There are many known health benefits of consuming green tea such as improving heart health and preventing chronic diseases and cancer. These benefits result from the antioxidant properties of chemicals called polyphenols found in high concentrations in green tea plants. Green tea extract is essentially green tea leaves processed as a supplement that contains a higher concentration of the polyphenols than found in a regular cup of green tea. In addition to general health benefits, supplementing green tea extract may increase fat loss and improve exercise performance by reducing muscle soreness experienced after exercise. (Jowko 2015)
The main components of green tea are polyphenol catechins or phytochemicals found from plant sources that serve as antioxidants.

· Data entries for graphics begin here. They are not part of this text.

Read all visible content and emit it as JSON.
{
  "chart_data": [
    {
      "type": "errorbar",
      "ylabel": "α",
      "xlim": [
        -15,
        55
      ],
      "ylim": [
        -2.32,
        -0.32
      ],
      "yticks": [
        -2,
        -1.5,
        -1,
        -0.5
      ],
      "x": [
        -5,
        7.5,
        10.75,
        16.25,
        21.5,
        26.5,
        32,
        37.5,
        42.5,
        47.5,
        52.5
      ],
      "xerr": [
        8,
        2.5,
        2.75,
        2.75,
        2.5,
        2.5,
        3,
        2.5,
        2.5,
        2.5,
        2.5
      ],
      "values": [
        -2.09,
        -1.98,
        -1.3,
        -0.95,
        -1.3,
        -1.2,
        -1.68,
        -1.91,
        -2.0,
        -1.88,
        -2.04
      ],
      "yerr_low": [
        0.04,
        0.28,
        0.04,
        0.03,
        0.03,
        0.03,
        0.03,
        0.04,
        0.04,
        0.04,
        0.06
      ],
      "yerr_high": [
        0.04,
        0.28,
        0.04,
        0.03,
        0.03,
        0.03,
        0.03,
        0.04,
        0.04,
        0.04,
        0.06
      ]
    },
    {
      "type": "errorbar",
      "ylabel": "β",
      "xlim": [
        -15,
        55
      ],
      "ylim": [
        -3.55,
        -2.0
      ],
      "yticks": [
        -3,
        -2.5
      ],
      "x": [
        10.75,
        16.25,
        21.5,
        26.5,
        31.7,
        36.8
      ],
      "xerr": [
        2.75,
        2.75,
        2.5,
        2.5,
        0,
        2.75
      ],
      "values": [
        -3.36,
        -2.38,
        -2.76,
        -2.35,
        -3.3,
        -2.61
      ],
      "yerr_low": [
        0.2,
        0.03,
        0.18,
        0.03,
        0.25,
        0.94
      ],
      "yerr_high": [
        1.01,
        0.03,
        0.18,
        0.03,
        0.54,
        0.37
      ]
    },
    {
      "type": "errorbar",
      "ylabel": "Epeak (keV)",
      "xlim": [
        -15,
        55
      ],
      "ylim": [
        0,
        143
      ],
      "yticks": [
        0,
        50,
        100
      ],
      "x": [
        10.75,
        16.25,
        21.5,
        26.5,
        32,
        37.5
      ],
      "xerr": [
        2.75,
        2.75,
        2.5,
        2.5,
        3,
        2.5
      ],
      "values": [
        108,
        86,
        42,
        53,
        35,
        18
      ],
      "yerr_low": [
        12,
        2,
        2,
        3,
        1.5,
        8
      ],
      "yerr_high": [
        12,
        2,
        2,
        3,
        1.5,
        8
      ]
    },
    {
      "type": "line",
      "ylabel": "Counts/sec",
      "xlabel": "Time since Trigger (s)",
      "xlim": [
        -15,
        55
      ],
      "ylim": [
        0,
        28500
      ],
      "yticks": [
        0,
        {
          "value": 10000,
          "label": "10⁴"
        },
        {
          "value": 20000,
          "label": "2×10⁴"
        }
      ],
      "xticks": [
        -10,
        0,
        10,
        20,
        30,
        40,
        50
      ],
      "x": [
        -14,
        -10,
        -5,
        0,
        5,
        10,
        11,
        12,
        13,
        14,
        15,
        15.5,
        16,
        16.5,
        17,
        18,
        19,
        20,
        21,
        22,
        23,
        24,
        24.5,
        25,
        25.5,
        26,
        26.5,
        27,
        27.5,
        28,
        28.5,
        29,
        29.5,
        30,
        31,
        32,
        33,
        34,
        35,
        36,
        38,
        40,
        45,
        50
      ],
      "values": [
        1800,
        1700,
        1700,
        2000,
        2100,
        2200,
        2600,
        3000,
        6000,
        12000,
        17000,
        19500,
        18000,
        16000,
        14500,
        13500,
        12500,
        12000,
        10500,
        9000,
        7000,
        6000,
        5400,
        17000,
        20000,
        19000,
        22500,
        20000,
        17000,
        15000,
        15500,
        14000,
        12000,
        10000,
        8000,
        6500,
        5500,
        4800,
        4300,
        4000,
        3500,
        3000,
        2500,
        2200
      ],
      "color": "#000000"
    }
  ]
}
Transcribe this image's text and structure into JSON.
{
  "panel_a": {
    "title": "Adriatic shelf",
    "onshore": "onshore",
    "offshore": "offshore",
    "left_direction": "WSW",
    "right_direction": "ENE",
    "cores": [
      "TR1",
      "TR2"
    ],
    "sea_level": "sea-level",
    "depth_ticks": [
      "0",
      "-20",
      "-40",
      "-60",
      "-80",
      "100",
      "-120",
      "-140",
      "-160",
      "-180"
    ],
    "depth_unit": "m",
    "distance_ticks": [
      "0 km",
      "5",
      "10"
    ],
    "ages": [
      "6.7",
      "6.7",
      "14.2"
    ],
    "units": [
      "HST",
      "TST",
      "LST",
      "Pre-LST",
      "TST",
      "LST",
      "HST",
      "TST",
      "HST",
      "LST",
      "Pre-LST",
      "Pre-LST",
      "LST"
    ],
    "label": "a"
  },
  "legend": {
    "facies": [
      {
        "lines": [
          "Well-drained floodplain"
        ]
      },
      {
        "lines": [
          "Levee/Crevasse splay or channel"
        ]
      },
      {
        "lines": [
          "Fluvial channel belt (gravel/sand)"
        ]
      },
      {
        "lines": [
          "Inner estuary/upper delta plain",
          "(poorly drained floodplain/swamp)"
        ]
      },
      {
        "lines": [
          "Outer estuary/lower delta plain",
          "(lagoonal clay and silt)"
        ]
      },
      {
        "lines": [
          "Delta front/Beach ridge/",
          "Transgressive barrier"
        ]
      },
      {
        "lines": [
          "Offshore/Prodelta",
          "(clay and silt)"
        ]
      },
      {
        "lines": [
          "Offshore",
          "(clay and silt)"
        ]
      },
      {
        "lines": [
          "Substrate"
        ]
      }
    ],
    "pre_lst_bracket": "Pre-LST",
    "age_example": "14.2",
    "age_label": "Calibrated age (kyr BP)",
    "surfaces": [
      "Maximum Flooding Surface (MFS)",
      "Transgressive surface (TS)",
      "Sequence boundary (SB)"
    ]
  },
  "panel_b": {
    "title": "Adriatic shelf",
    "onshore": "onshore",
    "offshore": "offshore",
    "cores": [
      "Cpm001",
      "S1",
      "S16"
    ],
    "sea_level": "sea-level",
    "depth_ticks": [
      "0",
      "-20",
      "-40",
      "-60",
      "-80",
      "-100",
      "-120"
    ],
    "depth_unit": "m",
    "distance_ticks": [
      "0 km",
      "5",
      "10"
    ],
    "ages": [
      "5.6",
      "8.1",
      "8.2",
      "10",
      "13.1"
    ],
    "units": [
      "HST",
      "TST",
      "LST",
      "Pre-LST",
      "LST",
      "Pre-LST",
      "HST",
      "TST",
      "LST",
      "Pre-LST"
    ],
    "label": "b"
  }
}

The most abundant catechin source in green tea is epigalocatechin gallate (EGCG) and standardized green tea extract supplements provide higher and more constant levels of EGCG to utilize its beneficial effects. (Jowko 2015)

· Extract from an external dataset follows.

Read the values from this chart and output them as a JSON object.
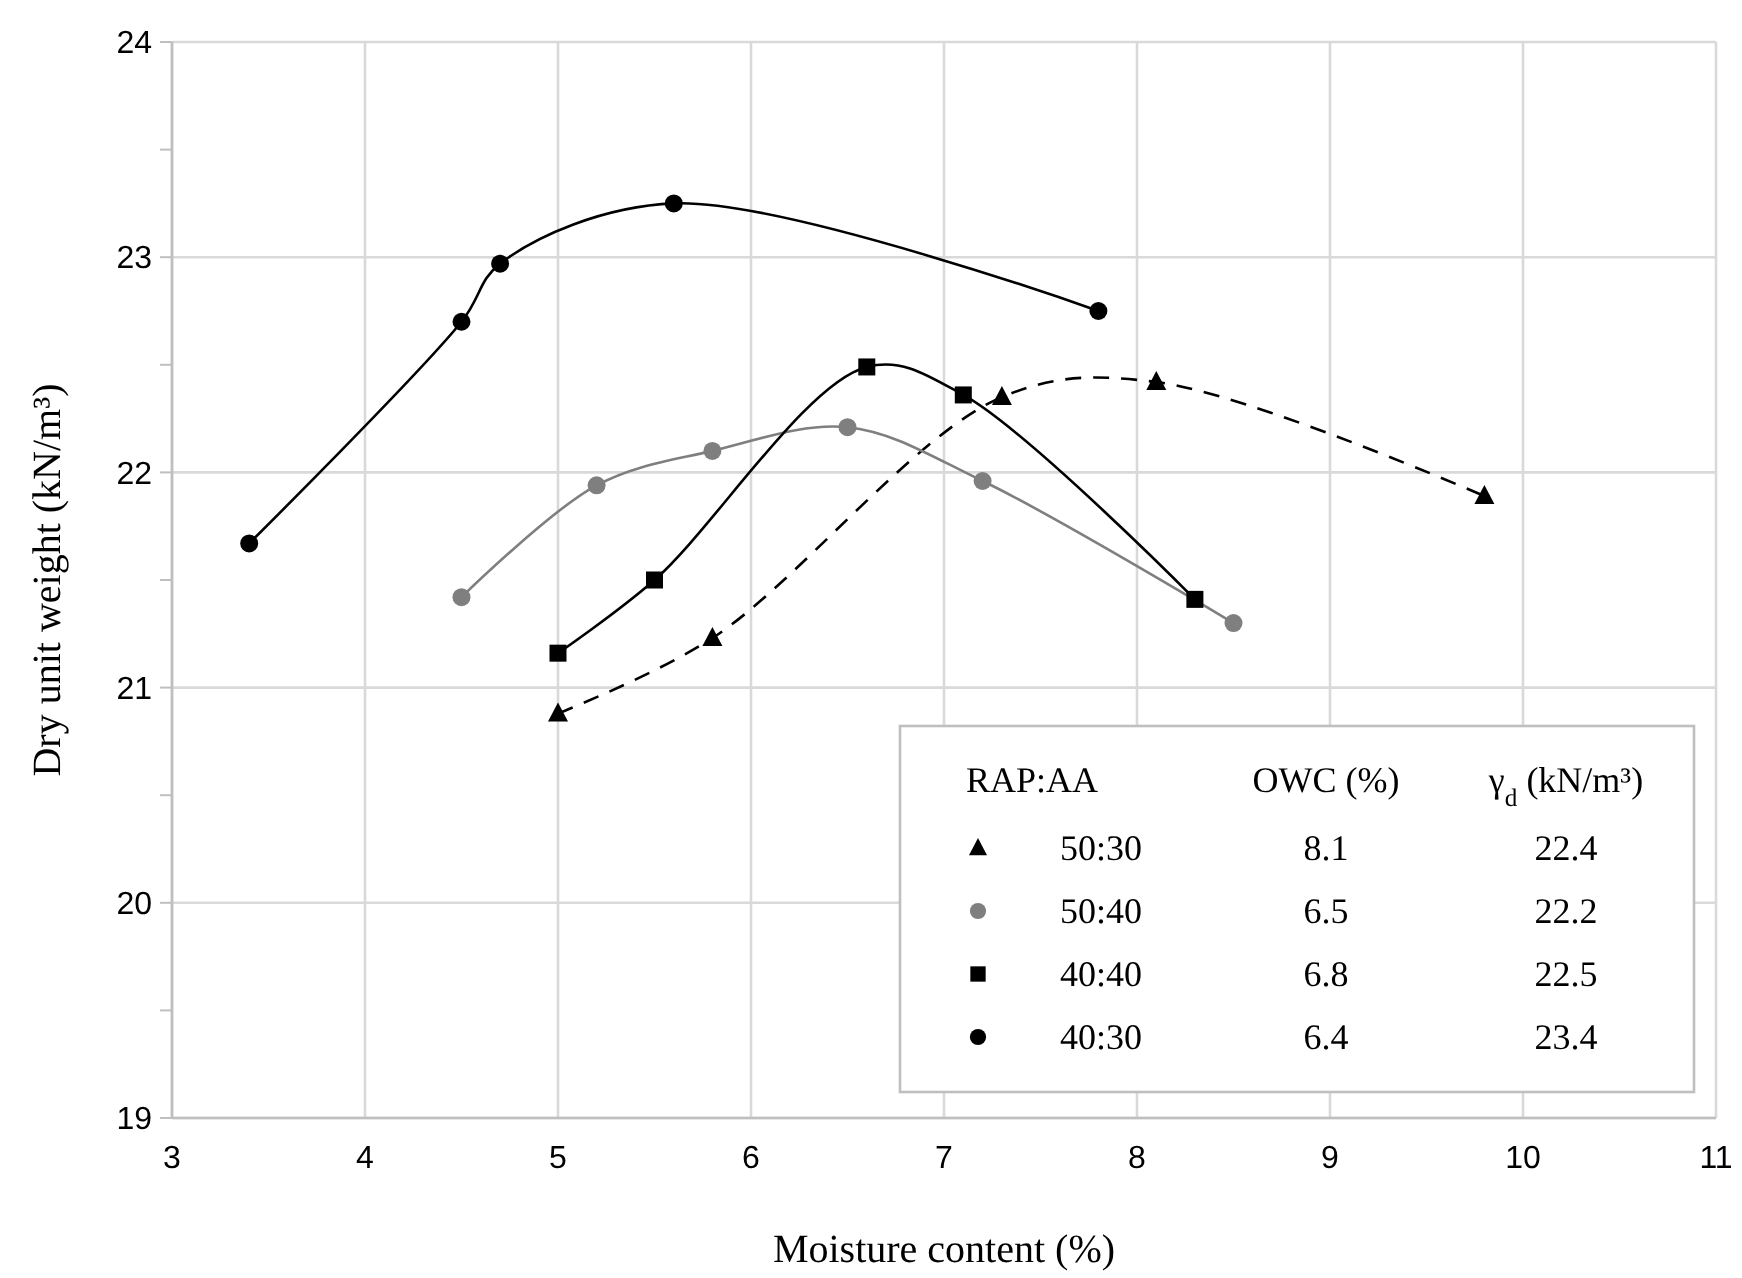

The mechanisms for which EGCG contributes to greater fat loss are by increasing fat oxidation and energy expenditure during exercise. EGCG inhibits the enzymes that break down norepinephrine allowing for prolonged stimulation of the sympathetic nervous system, which controls thermogenesis and fat metabolism (Jowko 2015). EGCG may also improve exercise performance by reducing muscle soreness following exercise allowing for better recovery. Intense exercise induces oxidative stress, and antioxidant supplementation with green tea extract may be an effective strategy to reduce oxidative stress and subsequent muscle damage. (Jowko 2015)
Consumption of green tea extract, especially in combination with caffeine, has been shown to increase fat oxidation and energy expenditure in both sedentary and physically active persons during exercise (Jowko 2015). A systematic review of EGCG effects on energy expenditure and fat metabolism concluded that even low doses of EGCG (300 mg/day) moderately increases energy expenditure and respiratory quotient that may lead to greater fat oxidation and weight loss (Kapoor 2017). Furthermore, chronic but not acute ingestion of green tea catechins increases the antioxidant potential in plasma and can alleviate oxidative stress and muscle damage caused by strenuous exercise (Jowko 2015).
Most green tea extract supplements are standardized to 50% EGCG, meaning a 500mg dose would contain 250mg of EGCG. The benefits for fat loss and improved recovery depend on the catechin content so higher doses of green tea extract may be needed to obtain the higher amounts of EGCG. While no optimal dose or side effects have been established for EGCG supplementation, beneficial effects are seen at higher doses of 400-500mg of EGCG daily. However, Kapoor (2017) noted no dose response effect of EGCG observed on energy expenditure and fat oxidation, suggesting dosage is not a significant moderator. (Jowko 2015, Kapoor 2017)
Jówko, E (2015). Green Tea Catechins and Sport Performance. Antioxidants in Sport Nutrition. Boca Raton (FL): CRC Press/Taylor & Francis. Chapter 8. Kapoor MP, Sugita M, Fukuzawa Y, Okubo T (2017).
Physiological effects of epigallocatechin-3-gallate (EGCG) on energy expenditure for prospective fat oxidation in humans: A systematic review and meta-analysis. The Journal of Nutritional Biochemistry, 43, 1-10.